4-3. 日本語・コミュニケーション支援
- 専門用語にはふりがなを付ける・図やイラストを活用する
- 申し送りや記録様式を、なるべく平易な日本語表現に整える
- 月1回程度の日本語勉強会・介護用語勉強会などを設ける
特定技能として受け入れた外国人が、将来的に介護福祉士を目指す場合にも、日本語学習への継続的な支援が大きなカギとなります。
4-4. 生活面のサポート
- 社宅・寮の提供、または近隣賃貸物件の契約サポート
- 住民登録・マイナンバー・保険・年金など、役所手続きのサポート
- ゴミ出しや騒音など、日本での生活マナーのオリエンテーション
- 地域イベントや職場内交流会の開催など、孤立を防ぐ工夫

5. 登録支援機関との役割分担
特定技能1号では、外国人への生活支援・日本語支援等を行うことが義務付けられています。

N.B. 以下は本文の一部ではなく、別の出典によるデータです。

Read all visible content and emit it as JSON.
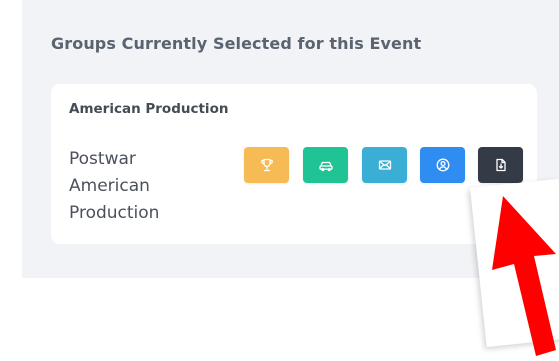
{
  "section": {
    "title": "Groups Currently Selected for this Event"
  },
  "group": {
    "name": "American Production",
    "description": "Postwar American Production"
  },
  "actions": [
    {
      "icon": "trophy-icon",
      "color": "#f7bb55"
    },
    {
      "icon": "car-icon",
      "color": "#1fc394"
    },
    {
      "icon": "envelope-icon",
      "color": "#3baed6"
    },
    {
      "icon": "user-circle-icon",
      "color": "#2f8cf0"
    },
    {
      "icon": "file-download-icon",
      "color": "#343b47"
    }
  ],
  "annotation": {
    "arrow_color": "#ff0000"
  }
}
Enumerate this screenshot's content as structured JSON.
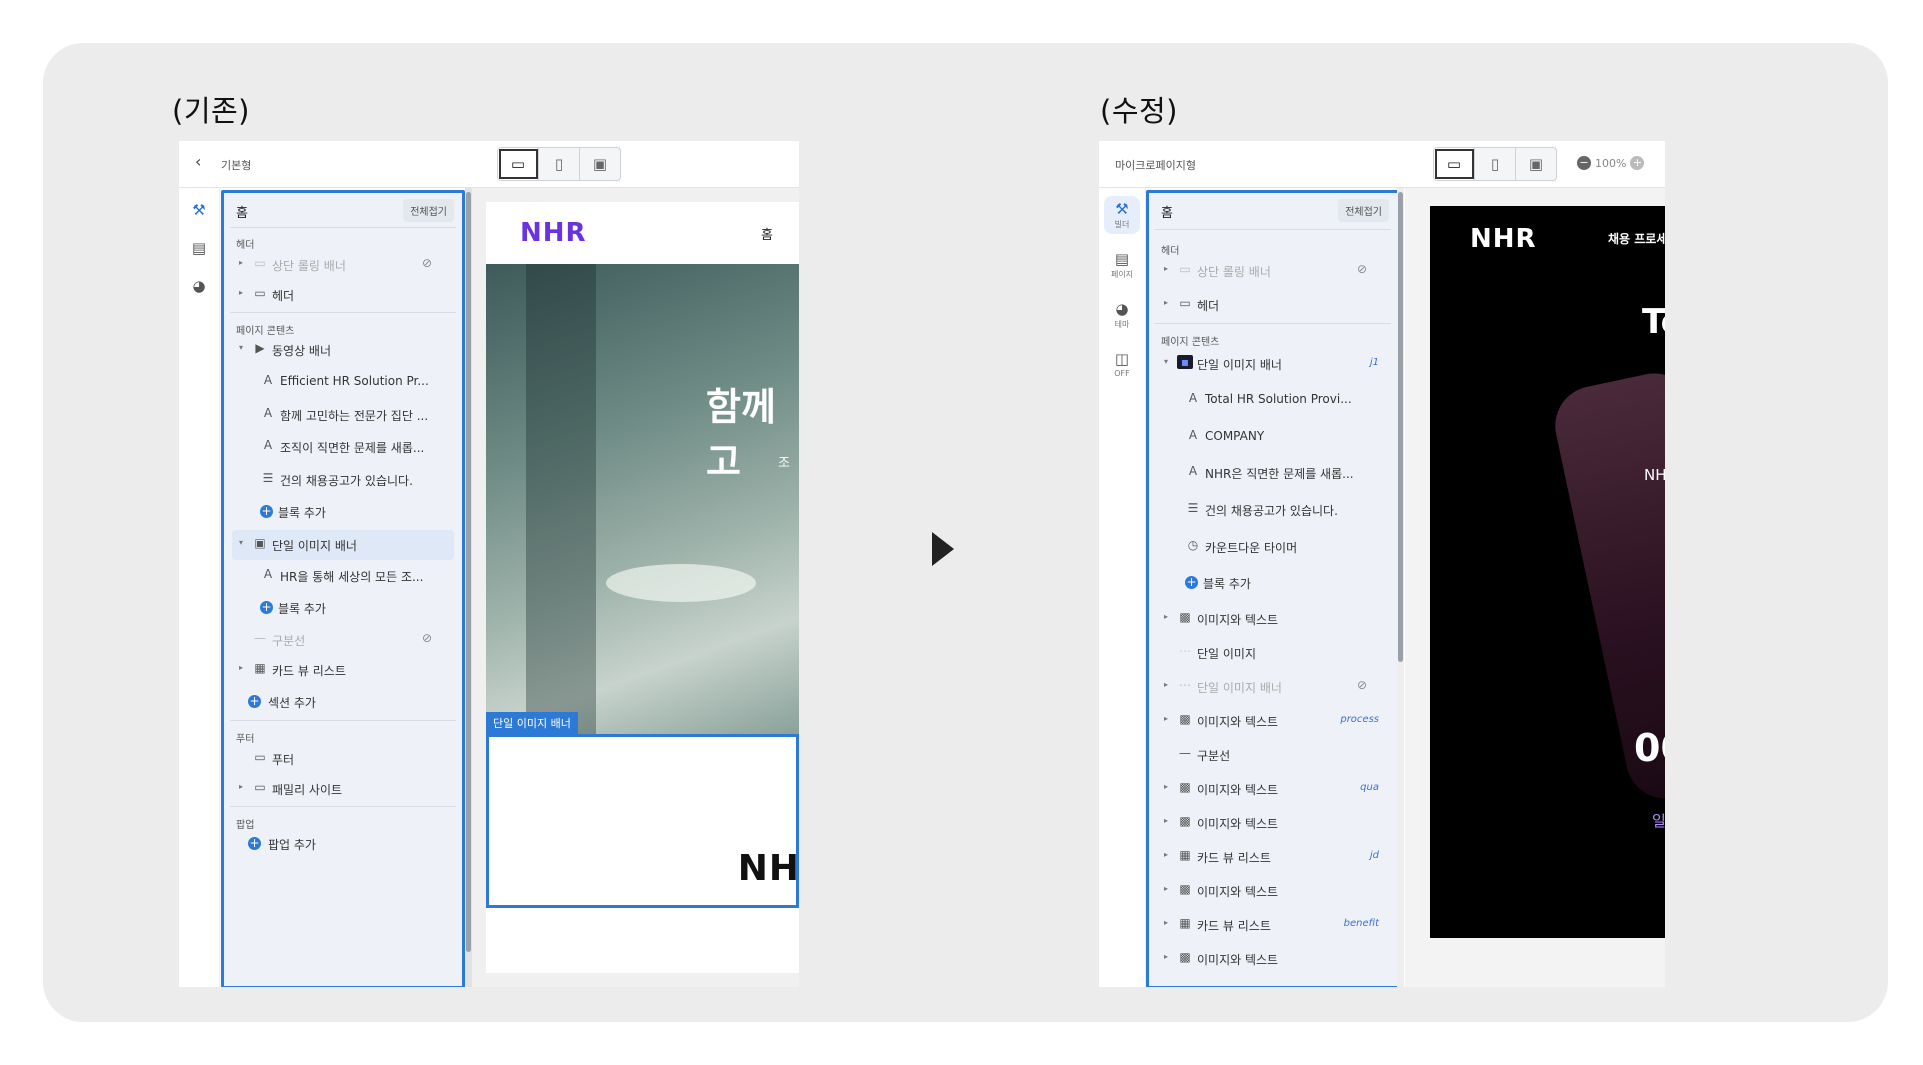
{
  "captions": {
    "before": "(기존)",
    "after": "(수정)"
  },
  "before": {
    "crumb": "기본형",
    "panel": {
      "title": "홈",
      "collapse_all": "전체접기",
      "header_section": "헤더",
      "rows": [
        {
          "label": "상단 롤링 배너"
        },
        {
          "label": "헤더"
        }
      ],
      "content_section": "페이지 콘텐츠",
      "content_rows": [
        {
          "label": "동영상 배너"
        },
        {
          "label": "Efficient HR Solution Pr..."
        },
        {
          "label": "함께 고민하는 전문가 집단 ..."
        },
        {
          "label": "조직이 직면한 문제를 새롭..."
        },
        {
          "label": "건의 채용공고가 있습니다."
        },
        {
          "label": "블록 추가"
        },
        {
          "label": "단일 이미지 배너"
        },
        {
          "label": "HR을 통해 세상의 모든 조..."
        },
        {
          "label": "블록 추가"
        },
        {
          "label": "구분선"
        },
        {
          "label": "카드 뷰 리스트"
        },
        {
          "label": "섹션 추가"
        }
      ],
      "footer_section": "푸터",
      "footer_rows": [
        {
          "label": "푸터"
        },
        {
          "label": "패밀리 사이트"
        }
      ],
      "popup_section": "팝업",
      "popup_rows": [
        {
          "label": "팝업 추가"
        }
      ]
    },
    "preview": {
      "logo": "NHR",
      "nav": "홈",
      "hero_title": "함께 고",
      "hero_sub": "조",
      "badge": "단일 이미지 배너",
      "bottom_logo": "NH"
    }
  },
  "after": {
    "crumb": "마이크로페이지형",
    "zoom": "100%",
    "rail": [
      {
        "icon": "wrench-icon",
        "label": "빌더"
      },
      {
        "icon": "book-icon",
        "label": "페이지"
      },
      {
        "icon": "palette-icon",
        "label": "테마"
      },
      {
        "icon": "door-icon",
        "label": "OFF"
      }
    ],
    "panel": {
      "title": "홈",
      "collapse_all": "전체접기",
      "header_section": "헤더",
      "rows": [
        {
          "label": "상단 롤링 배너"
        },
        {
          "label": "헤더"
        }
      ],
      "content_section": "페이지 콘텐츠",
      "content_rows": [
        {
          "label": "단일 이미지 배너",
          "tag": "j1"
        },
        {
          "label": "Total HR Solution Provi..."
        },
        {
          "label": "COMPANY"
        },
        {
          "label": "NHR은 직면한 문제를 새롭..."
        },
        {
          "label": "건의 채용공고가 있습니다."
        },
        {
          "label": "카운트다운 타이머"
        },
        {
          "label": "블록 추가"
        },
        {
          "label": "이미지와 텍스트"
        },
        {
          "label": "단일 이미지"
        },
        {
          "label": "단일 이미지 배너"
        },
        {
          "label": "이미지와 텍스트",
          "tag": "process"
        },
        {
          "label": "구분선"
        },
        {
          "label": "이미지와 텍스트",
          "tag": "qua"
        },
        {
          "label": "이미지와 텍스트"
        },
        {
          "label": "카드 뷰 리스트",
          "tag": "jd"
        },
        {
          "label": "이미지와 텍스트"
        },
        {
          "label": "카드 뷰 리스트",
          "tag": "benefit"
        },
        {
          "label": "이미지와 텍스트"
        }
      ]
    },
    "preview": {
      "logo": "NHR",
      "nav": "채용 프로세",
      "t1": "To",
      "t2": "NH",
      "t3": "00",
      "t4": "일"
    }
  }
}
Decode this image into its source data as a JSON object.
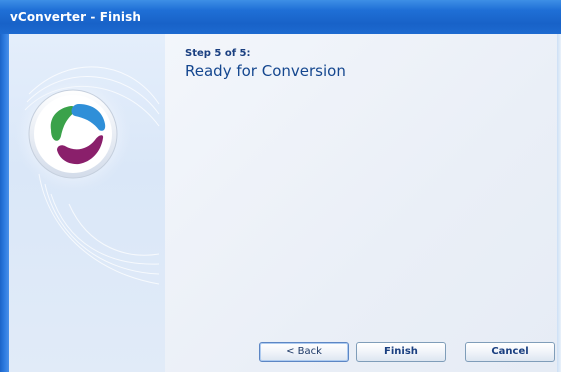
{
  "window": {
    "title": "vConverter - Finish"
  },
  "wizard": {
    "step_label": "Step 5 of 5:",
    "step_title": "Ready for Conversion"
  },
  "buttons": {
    "back_label": "< Back",
    "finish_label": "Finish",
    "cancel_label": "Cancel"
  },
  "colors": {
    "titlebar": "#1f6fd6",
    "logo_green": "#3aa24a",
    "logo_blue": "#2f8fd8",
    "logo_purple": "#8a1f6b"
  }
}
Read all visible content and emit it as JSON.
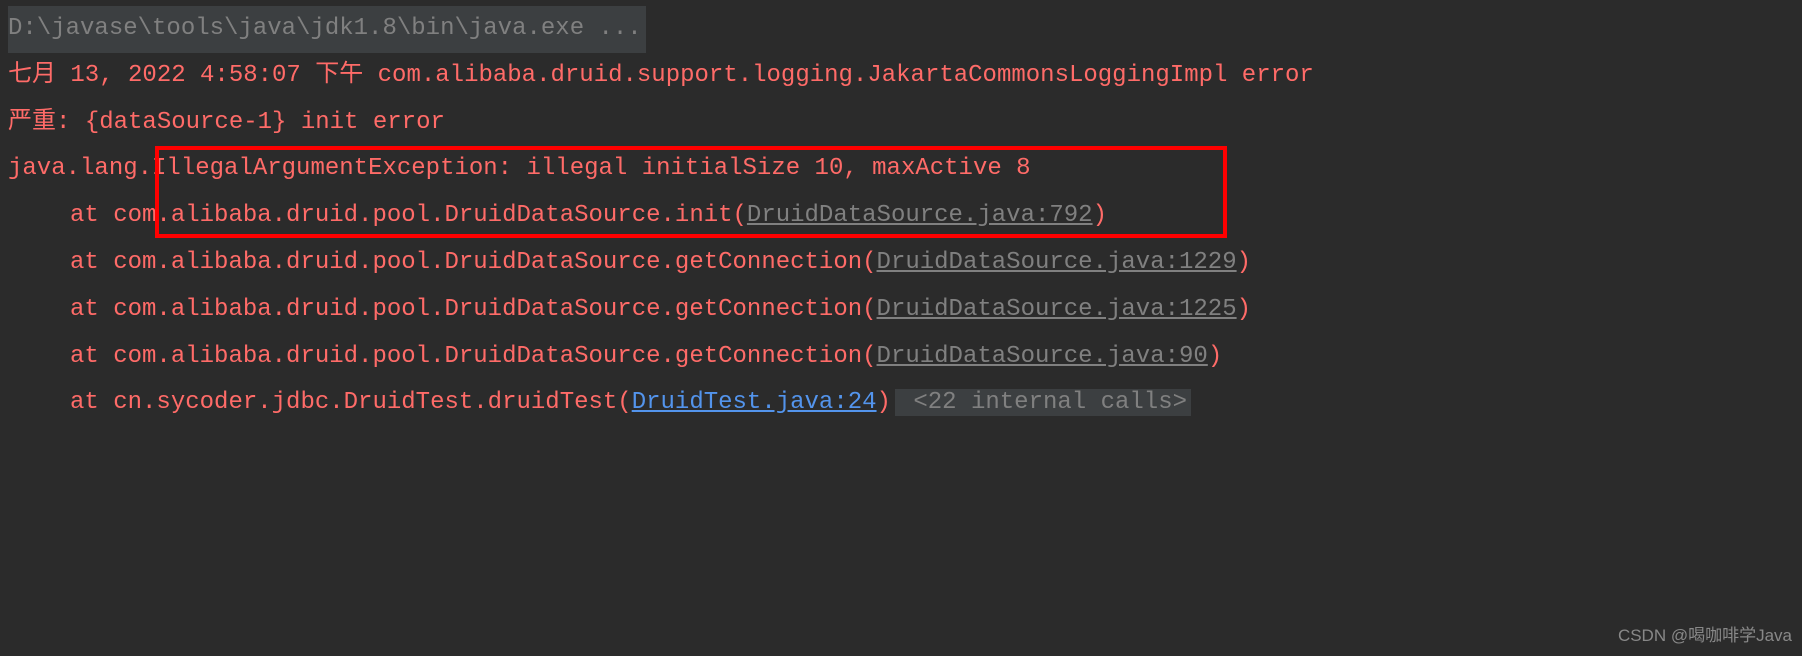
{
  "cmd": "D:\\javase\\tools\\java\\jdk1.8\\bin\\java.exe ...",
  "log_ts_prefix": "七月 13, 2022 4:58:07 下午 ",
  "log_ts_rest": "com.alibaba.druid.support.logging.JakartaCommonsLoggingImpl error",
  "severe_prefix": "严重: ",
  "severe_rest": "{dataSource-1} init error",
  "exc_pkg": "java.lang",
  "exc_msg": ".IllegalArgumentException: illegal initialSize 10, maxActive 8",
  "trace": [
    {
      "at": "at ",
      "method": "com.alibaba.druid.pool.DruidDataSource.init(",
      "link": "DruidDataSource.java:792",
      "linkType": "gray",
      "close": ")"
    },
    {
      "at": "at ",
      "method": "com.alibaba.druid.pool.DruidDataSource.getConnection(",
      "link": "DruidDataSource.java:1229",
      "linkType": "gray",
      "close": ")"
    },
    {
      "at": "at ",
      "method": "com.alibaba.druid.pool.DruidDataSource.getConnection(",
      "link": "DruidDataSource.java:1225",
      "linkType": "gray",
      "close": ")"
    },
    {
      "at": "at ",
      "method": "com.alibaba.druid.pool.DruidDataSource.getConnection(",
      "link": "DruidDataSource.java:90",
      "linkType": "gray",
      "close": ")"
    },
    {
      "at": "at ",
      "method": "cn.sycoder.jdbc.DruidTest.druidTest(",
      "link": "DruidTest.java:24",
      "linkType": "blue",
      "close": ")",
      "internal": " <22 internal calls>"
    }
  ],
  "watermark": "CSDN @喝咖啡学Java"
}
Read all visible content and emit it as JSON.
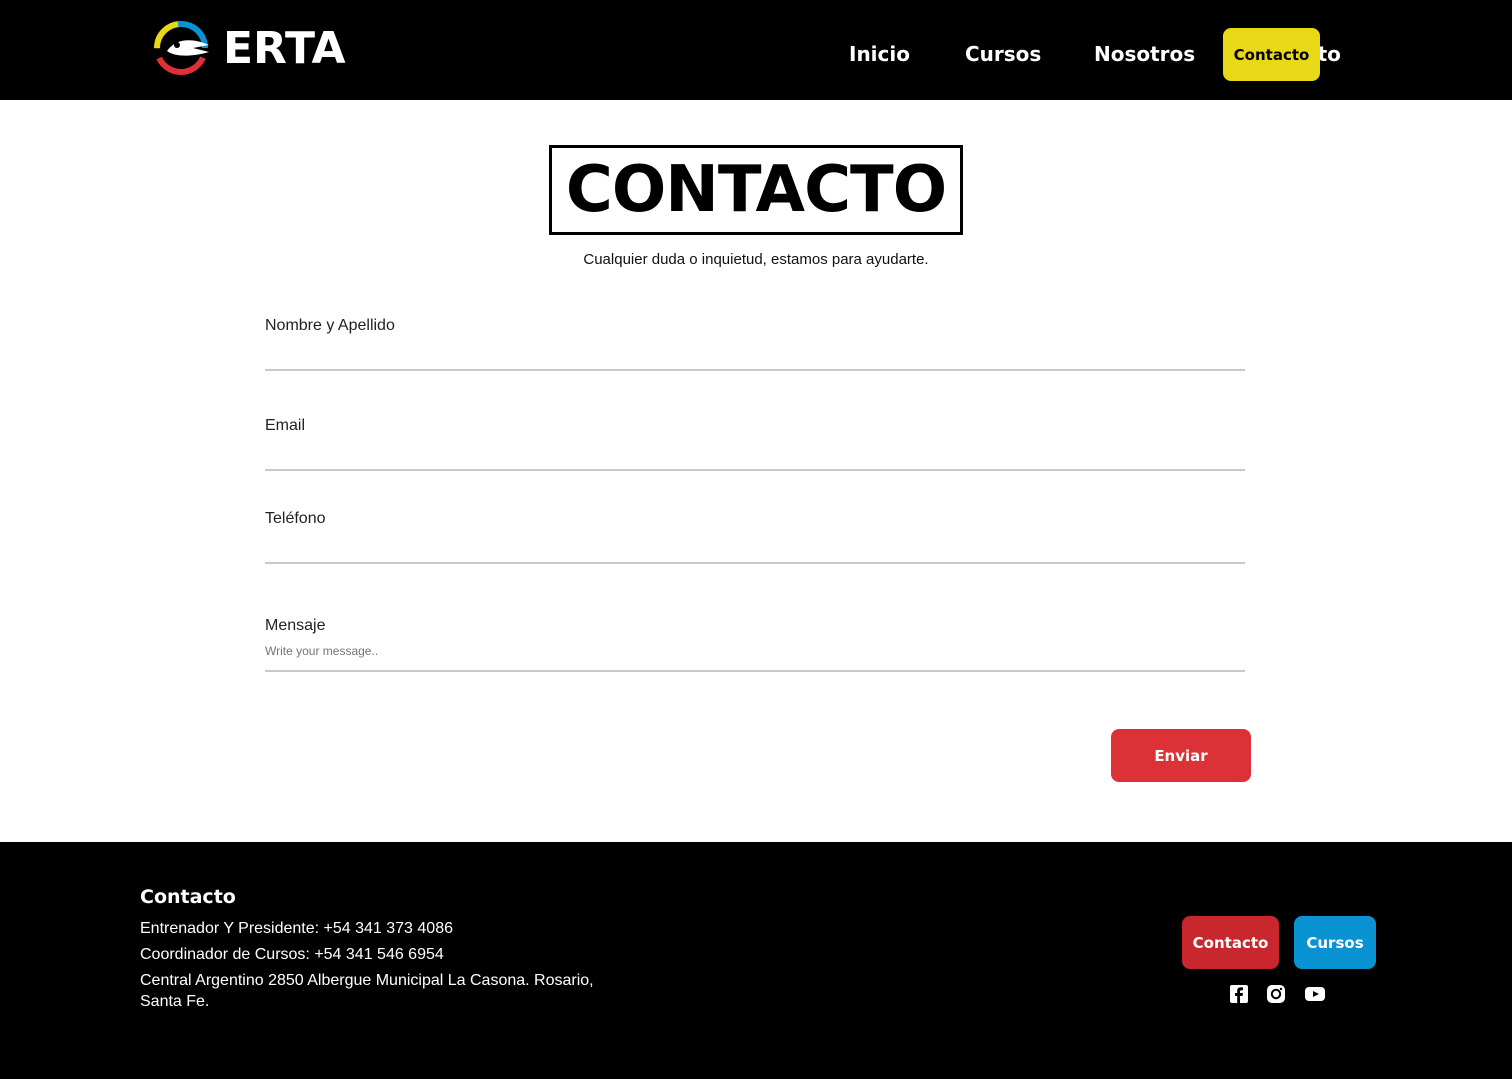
{
  "header": {
    "brand": "ERTA",
    "nav": {
      "inicio": "Inicio",
      "cursos": "Cursos",
      "nosotros": "Nosotros",
      "contacto_hidden": "Contacto",
      "contacto_cta": "Contacto"
    }
  },
  "main": {
    "title": "CONTACTO",
    "subtitle": "Cualquier duda o inquietud, estamos para ayudarte.",
    "form": {
      "name_label": "Nombre y Apellido",
      "email_label": "Email",
      "phone_label": "Teléfono",
      "message_label": "Mensaje",
      "message_placeholder": "Write your message..",
      "submit_label": "Enviar"
    }
  },
  "footer": {
    "title": "Contacto",
    "line1": "Entrenador Y Presidente: +54 341 373 4086",
    "line2": "Coordinador de Cursos: +54 341 546 6954",
    "line3": "Central Argentino 2850 Albergue Municipal La Casona. Rosario, Santa Fe.",
    "contact_button": "Contacto",
    "courses_button": "Cursos",
    "social_icons": [
      "facebook-icon",
      "instagram-icon",
      "youtube-icon"
    ]
  },
  "colors": {
    "header_bg": "#000000",
    "cta_yellow": "#e8d816",
    "send_red": "#dc3237",
    "footer_red": "#c8282d",
    "footer_blue": "#0a93d2"
  }
}
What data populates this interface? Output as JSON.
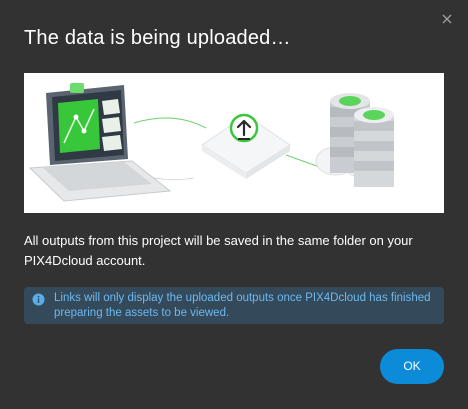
{
  "dialog": {
    "title": "The data is being uploaded…",
    "close_icon": "close-icon",
    "illustration": {
      "description_icons": [
        "laptop-icon",
        "upload-icon",
        "server-icon",
        "cloud-icon"
      ],
      "accent_color": "#3cc63c"
    },
    "message": "All outputs from this project will be saved in the same folder on your PIX4Dcloud account.",
    "info": {
      "icon": "info-icon",
      "text": "Links will only display the uploaded outputs once PIX4Dcloud has finished preparing the assets to be viewed.",
      "text_color": "#6cb8f0",
      "background_color": "#34495a"
    },
    "ok_button_label": "OK",
    "ok_button_color": "#0c8bd9",
    "background_color": "#323232"
  }
}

そのため、「自社で支援体制を整える」か「登録支援機関に委託する」かを選択する必要があります。
5-1. 法定支援の主な内容
- 事前ガイダンス(母国・日本での説明)
- 入国時の空港出迎え
- 住居の確保・生活に必要な契約サポート
- 生活オリエンテーション(生活ルール・病院のかかり方など)
- 公的手続き(役所・銀行・携帯電話契約など)の同行・補助
- 日本語学習の機会提供
- 相談・苦情対応(可能であれば母国語対応)
- やむを得ない事情が生じた際の転職支援 など
自社だけで全ての支援を行うのが難しい場合は、介護分野の支援実績が豊富な登録支援機関を選ぶことがポイントです。
6. 特定技能(介護)受け入れのまとめ

- 人材側は、介護技能評価試験・介護日本語評価試験・日本語試験に合格していることが前提
- 事業所側は、介護事業所としての適正な運営と、労働法令の順守が必須
- 業務内容の明文化・指導体制・日本語・生活支援など、現場での受け入れ準備が重要
- 登録支援機関との役割分担を明確にし、無理のない体制を構築することが成功のカギ
外国人介護人材を「ただの人手」ではなく、チームの一員・将来の戦力として捉えることで、現場の雰囲気やサービスの質の向上にもつながります。
自施設の状況に合わせて、受け入れ条件や社内説明資料を整備していきましょう。